Renshall has all the talent but didn’t quite get the breaks in the early part of her career, particularly on Olympic debut in Tokyo, where she bombed out in the first round.

“Looking back, I was disappointed,” said the 27-year-old. “Being selected for the Olympics is one thing, but you’re not just there to be selected.

“In judo we compete all the time at world events and it’s normal but the Olympics wasn’t the norm. It all felt brand new.

“After a period of time, I realised I am now an Olympian and now I can change my goal. I knew I had more.”

Renshall roared back after Tokyo, taking medals in four of the five Grand Slam competitions that followed the Games.

That fearsome run of form took her to the top of the world rankings, the first Brit to get there in five years, where she was soon joined by team-mate and Olympic medallist Chelsie Giles.

She said: “I hit world number one halfway through the year and it was amazing. It proved to me that what I’m doing is right and the trust in my programme is there.

“It gave me a lot of confidence knowing I was going to events as world number one. It’s an extra special feeling.”

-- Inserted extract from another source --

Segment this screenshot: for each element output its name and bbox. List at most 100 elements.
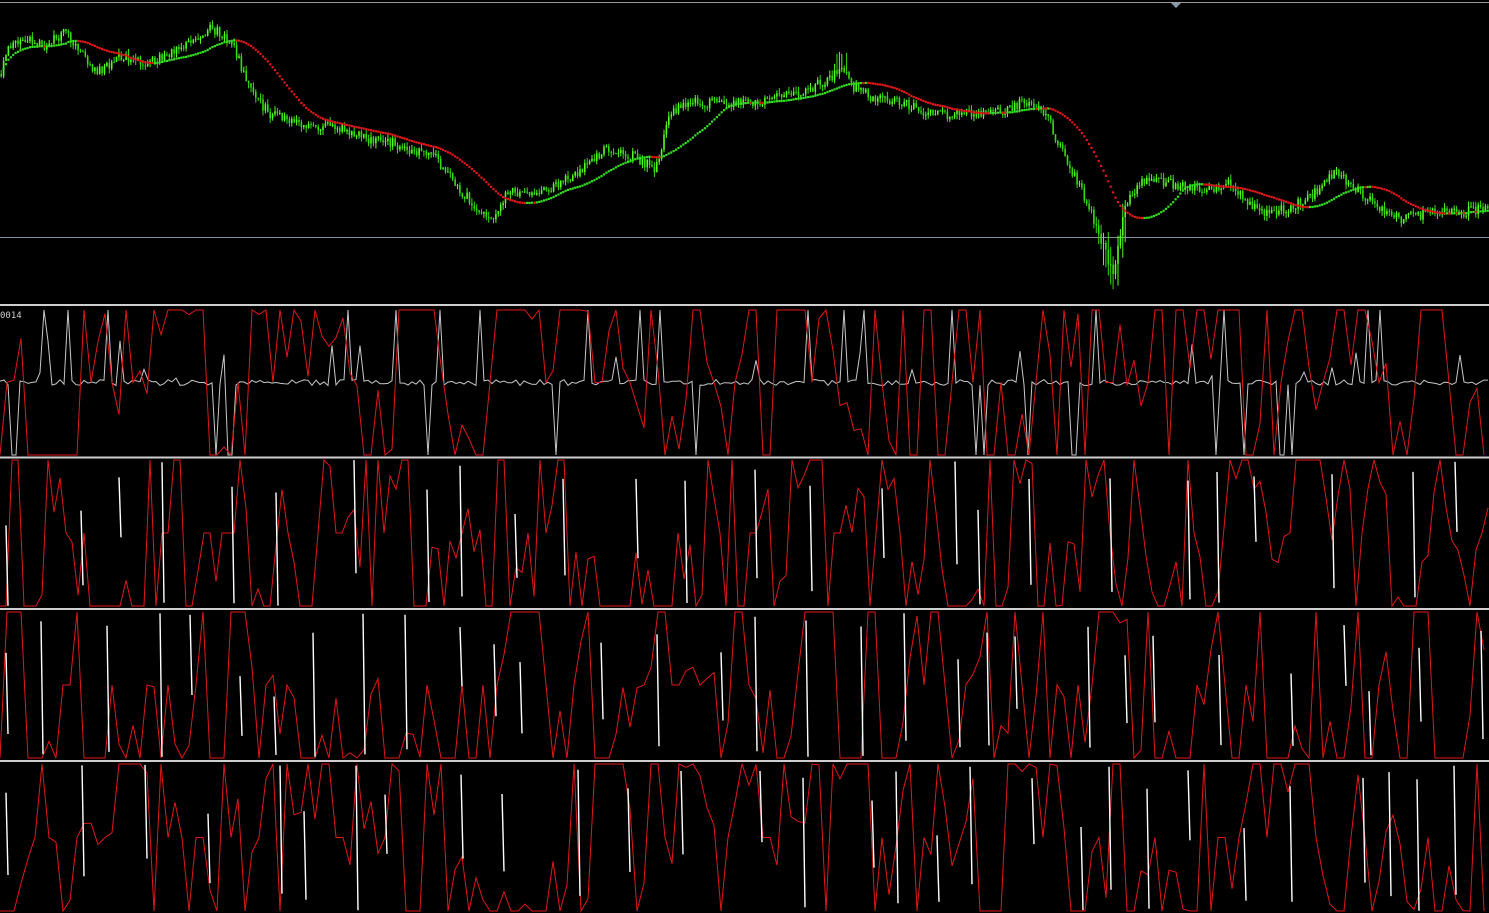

Renshall is now one of over 1,000 elite athletes on UK Sport’s National Lottery-funded World Class Programme, allowing her to train full time, have access to the world’s best coaches and benefit from pioneering medical support – this is vital for her pathway to the Paris 2024 Games.

It’s nothing short of mind-boggling that Renshall could get so far while carrying an injury.

She had been assailed by shoulder pain for two years and aggravated the problem just days before the Commonwealth Games in Birmingham, with immediate surgery required.

The physical issue has now been addressed once and for all - so it’s scary for the rest of the world what Renshall might now achieve, pain-free.

She said: “For the past two years, I’ve been struggling because I could train to a certain level and then the shoulder pain became too much and I had to take a few days off.

“After the surgery, it’s completely fine and in the long run, it’s really good.

“Sometimes in training, it was limiting because I couldn’t do too much with the pain. Now it’s all sorted, I can push myself to a higher level and train for longer. I can still definitely raise the bar, while training smart.”

With the Paris 2024 Olympics only one year away, the Games are set to inspire people and communities all across the country. Renshall hopes that by sharing her story it will give others motivation to get involved in sport.

Among those standing in Renshall’s way of a medal at -63kg could be France’s Clarisse Agbegnenou, who has dominated the weight division in recent years.

Agbegnenou has won five world titles and grabbed Olympic gold in Tokyo, since stepping away from the sport to become a mother.

“Clarisse is an outstanding fighter, but I know if I want to get where I want to get, I’ve got to beat her,” said Renshall.

“I just see her as any other athlete, I’ve got to plan how I would beat her, so hopefully on the day if it comes, we have a plan and can stick to it.

“Clarisse and I have fought three times now, the last one in 2020. She’s beaten me three times but they have been really close.

“I’m not too far off beating her. I’m confident that I’ve got a lot better since I last fought her. I think I’ve matured a bit in judo, I know what I want and how to get it.”